There was an impudent twinkle in his eye, as it were impertinence trying to get the better of beer, and I reiterated “Elberthal,” growing very red, and cursing all foreign speeches by my gods—a process often employed, I believe, by cleverer persons than I, with reference to things they do not understand.

Schon fort, Fräulein,” he continued, with a grin.

“But where—what—Elberthal!”

He was about to make some further reply, when, turning, he seemed to see some one, and assumed a more respectful demeanor. I too turned, and saw at some little distance from us a gentleman sauntering along, who, though coming toward us, did not seem to observe us. Would he understand me if I spoke to him? Desperate as I was, I felt some timidity about trying it. Never had I felt so miserable, so helpless, so utterly ashamed as I did then. My lips trembled as the new-comer drew nearer, and the porter, taking the opportunity of quitting a scene which began to bore him, slipped away. I was left alone on the platform, nervously snatching short glances at the person slowly, very slowly approaching me. He did not look up as if he beheld me or in any way remarked my presence. His eyes were bent toward the ground: his fingers drummed a tune upon his chest. As he approached, I heard that he was humming something. I even heard the air; it has been impressed upon my memory firmly enough since, though I did not know it then—the air of the march from Raff’s Fifth Symphonie, the “Lenore.” I heard the tune softly hummed in a mellow voice, as with face burning and glowing, I placed myself before him. Then he looked suddenly up as if startled, fixed upon me a pair of eyes which gave me a kind of shock; so keen, so commanding were they, with a kind of tameless freedom in their glance such as I had never seen before.

Arrested (no doubt by my wild and excited appearance), he stood still and looked at me, and as he looked a slight smile began to dawn upon his lips. Not an Englishman. I should have known him for an outlander anywhere. I remarked no details of his appearance; only that he was tall and had, as it seemed to me, a commanding bearing. I stood hesitating and blushing. (To this very day the blood comes to my face as I think of my agony of blushes in that immemorial moment.) I saw a handsome—a very handsome face, quite different from any I had ever seen before: the startling eyes before spoken of, and which surveyed me with a look so keen, so cool, and so bright, which seemed to penetrate through and through me; while a slight smile curled the light mustache upward—a general aspect which gave me the impression that he was not only a personage, but a very great personage—with a flavor of something else permeating it all which puzzled me and made me feel embarrassed as to how to address him. While I stood inanely trying to gather my senses together, he took off the little cloth cap he wore, and bowing, asked:

Mein Fräulein, in what can I assist you?”
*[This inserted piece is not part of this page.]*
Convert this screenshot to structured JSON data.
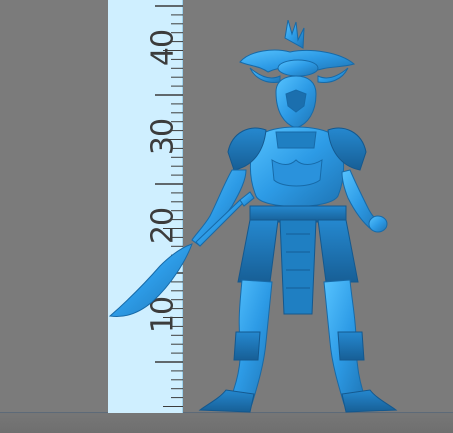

His English was excellent—his bow like nothing I had seen before. Convinced that I had met a genuine, thorough fine gentleman (in which I was right for once in my life), I began:

“I have lost my way,” and my voice trembled in spite of all my efforts to steady it. “In a crowd I lost my friends, and—I was going to Elberthal, and I turned the wrong way—and—”

“Have come to destruction, nicht wahr?” He looked at his watch, raised his eyebrows and shrugged his shoulders. “The Elberthal train is already away.”

“Gone!” I dropped my rugs and began a tremulous search for my pocket-handkerchief. “What shall I do?”